BP blamed its contractor, the Swiss offshore drilling firm Transocean, which owned and operated the rig. Lamar McKay, then chair of BP America, told a congressional hearing in May 2010 that, although the oil and gas firm was ultimately responsible for the clean-up costs, just seven of the 126 workers onboard the rig were BP employees. ‘BP only has some of the story,’ he said. However, Steve Newman, chief executive of Transocean, blamed BP and Halliburton. The Houston-based company had produced the cement pumped down the production casing the day before the incident to prevent hydrocarbons from the reservoir entering the wellbore.

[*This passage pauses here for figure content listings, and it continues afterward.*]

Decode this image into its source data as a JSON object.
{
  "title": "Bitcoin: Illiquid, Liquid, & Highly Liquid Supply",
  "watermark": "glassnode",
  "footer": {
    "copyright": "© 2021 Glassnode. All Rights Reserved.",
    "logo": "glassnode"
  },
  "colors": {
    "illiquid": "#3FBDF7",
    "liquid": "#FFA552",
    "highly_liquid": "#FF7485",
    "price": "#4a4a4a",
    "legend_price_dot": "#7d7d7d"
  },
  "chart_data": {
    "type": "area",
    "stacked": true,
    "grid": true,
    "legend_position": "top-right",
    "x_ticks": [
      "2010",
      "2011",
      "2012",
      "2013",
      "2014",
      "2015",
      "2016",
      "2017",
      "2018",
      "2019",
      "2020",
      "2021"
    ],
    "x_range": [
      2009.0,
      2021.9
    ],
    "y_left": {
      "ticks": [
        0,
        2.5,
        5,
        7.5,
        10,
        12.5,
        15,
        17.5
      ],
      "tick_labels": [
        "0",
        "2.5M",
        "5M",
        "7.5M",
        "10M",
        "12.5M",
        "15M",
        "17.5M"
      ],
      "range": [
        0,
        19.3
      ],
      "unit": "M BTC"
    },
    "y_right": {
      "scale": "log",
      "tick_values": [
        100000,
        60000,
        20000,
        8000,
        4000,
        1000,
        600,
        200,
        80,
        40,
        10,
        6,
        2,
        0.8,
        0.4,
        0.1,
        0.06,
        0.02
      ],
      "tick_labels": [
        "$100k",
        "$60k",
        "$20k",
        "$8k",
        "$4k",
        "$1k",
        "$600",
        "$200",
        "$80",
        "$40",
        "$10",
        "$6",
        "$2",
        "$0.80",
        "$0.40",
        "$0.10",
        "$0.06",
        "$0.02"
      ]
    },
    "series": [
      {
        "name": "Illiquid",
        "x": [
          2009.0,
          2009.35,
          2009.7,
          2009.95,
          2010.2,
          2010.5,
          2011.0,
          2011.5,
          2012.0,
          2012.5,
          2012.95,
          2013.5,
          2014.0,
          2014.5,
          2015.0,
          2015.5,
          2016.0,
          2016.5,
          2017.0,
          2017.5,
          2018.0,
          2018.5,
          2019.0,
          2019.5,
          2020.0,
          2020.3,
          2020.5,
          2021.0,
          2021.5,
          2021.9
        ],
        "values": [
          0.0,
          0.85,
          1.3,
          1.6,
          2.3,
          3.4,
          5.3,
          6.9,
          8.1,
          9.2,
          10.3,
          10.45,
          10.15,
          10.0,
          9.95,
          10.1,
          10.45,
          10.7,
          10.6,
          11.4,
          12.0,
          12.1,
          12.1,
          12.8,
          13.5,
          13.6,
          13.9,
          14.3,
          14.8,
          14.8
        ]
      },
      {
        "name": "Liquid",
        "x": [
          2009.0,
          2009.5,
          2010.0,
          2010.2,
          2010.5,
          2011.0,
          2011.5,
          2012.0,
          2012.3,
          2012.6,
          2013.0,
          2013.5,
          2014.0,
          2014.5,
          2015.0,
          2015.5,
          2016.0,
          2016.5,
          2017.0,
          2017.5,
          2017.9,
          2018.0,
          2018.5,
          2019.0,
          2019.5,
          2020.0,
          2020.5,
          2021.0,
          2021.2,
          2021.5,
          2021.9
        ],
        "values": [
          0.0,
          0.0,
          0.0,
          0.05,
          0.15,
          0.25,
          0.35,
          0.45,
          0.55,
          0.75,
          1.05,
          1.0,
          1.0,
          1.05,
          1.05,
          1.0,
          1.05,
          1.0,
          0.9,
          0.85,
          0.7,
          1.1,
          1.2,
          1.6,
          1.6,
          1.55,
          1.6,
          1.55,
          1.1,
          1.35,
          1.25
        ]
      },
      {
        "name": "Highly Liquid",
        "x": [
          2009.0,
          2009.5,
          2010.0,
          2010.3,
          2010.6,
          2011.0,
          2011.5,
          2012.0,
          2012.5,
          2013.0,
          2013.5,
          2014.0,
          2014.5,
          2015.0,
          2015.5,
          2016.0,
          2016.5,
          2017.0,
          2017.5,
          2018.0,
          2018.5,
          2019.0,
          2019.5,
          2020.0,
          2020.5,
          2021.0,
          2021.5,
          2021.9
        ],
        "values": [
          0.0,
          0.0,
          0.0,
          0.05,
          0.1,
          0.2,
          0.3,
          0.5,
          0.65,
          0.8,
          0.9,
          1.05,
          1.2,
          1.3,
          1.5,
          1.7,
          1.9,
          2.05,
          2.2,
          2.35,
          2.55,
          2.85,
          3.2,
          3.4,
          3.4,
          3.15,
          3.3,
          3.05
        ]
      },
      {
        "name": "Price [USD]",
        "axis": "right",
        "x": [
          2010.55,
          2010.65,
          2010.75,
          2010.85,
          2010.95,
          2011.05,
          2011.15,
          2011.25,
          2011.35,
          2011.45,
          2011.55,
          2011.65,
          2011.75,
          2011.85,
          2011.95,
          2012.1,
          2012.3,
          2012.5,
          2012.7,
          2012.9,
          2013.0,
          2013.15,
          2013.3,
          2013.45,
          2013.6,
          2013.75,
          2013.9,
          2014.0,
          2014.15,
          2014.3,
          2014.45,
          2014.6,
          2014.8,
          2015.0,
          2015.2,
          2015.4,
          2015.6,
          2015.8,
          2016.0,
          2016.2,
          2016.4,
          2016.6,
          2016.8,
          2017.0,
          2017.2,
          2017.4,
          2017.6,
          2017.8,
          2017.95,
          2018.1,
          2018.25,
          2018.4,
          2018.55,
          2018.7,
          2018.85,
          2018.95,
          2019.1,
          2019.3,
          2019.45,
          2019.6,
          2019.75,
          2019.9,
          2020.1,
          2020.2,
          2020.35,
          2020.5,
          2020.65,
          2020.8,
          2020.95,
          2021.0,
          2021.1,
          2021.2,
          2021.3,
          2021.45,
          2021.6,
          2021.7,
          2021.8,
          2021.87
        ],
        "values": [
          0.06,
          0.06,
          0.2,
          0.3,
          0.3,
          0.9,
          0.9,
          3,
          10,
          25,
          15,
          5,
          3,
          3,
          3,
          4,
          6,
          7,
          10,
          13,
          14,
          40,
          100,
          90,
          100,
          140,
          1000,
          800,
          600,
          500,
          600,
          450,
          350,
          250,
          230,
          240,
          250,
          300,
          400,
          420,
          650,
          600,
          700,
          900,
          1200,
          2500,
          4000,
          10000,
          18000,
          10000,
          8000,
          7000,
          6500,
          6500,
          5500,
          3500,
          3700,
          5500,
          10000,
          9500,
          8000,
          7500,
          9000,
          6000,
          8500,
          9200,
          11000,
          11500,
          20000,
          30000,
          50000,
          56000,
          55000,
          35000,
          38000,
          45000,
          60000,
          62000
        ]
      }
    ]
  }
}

A report published in September 2010 from the incident investigation team at BP, also identified problems with contractors. Its conclusions included:

  • there were weaknesses in cement design and testing, quality assurance and risk assessment;
  • the Transocean rig crew and BP well site leaders had incorrectly concluded that the test for well integrity was successful;
  • the rig crew did not recognise the influx and did not act to control the well until hydrocarbons had passed through the blowout preventer and into the riser;
  • Transocean’s shut-in protocols did not fully address how to respond in high-flow emergencies after well control had been lost; and
  • the maintenance records did not substantiate that Transocean had complied with its own five-year replacement policy for high-pressure hoses.

However, in September 2014, US district Judge Carl Barbier ruled that responsibility for the disaster was mainly BP’s. He apportioned fault as 67% for BP, 30% for Transocean and 3% for Halliburton. He described the energy company’s conduct as reckless and said it had acted with gross negligence. In May 2015, the three firms settled all claims relating to the incident.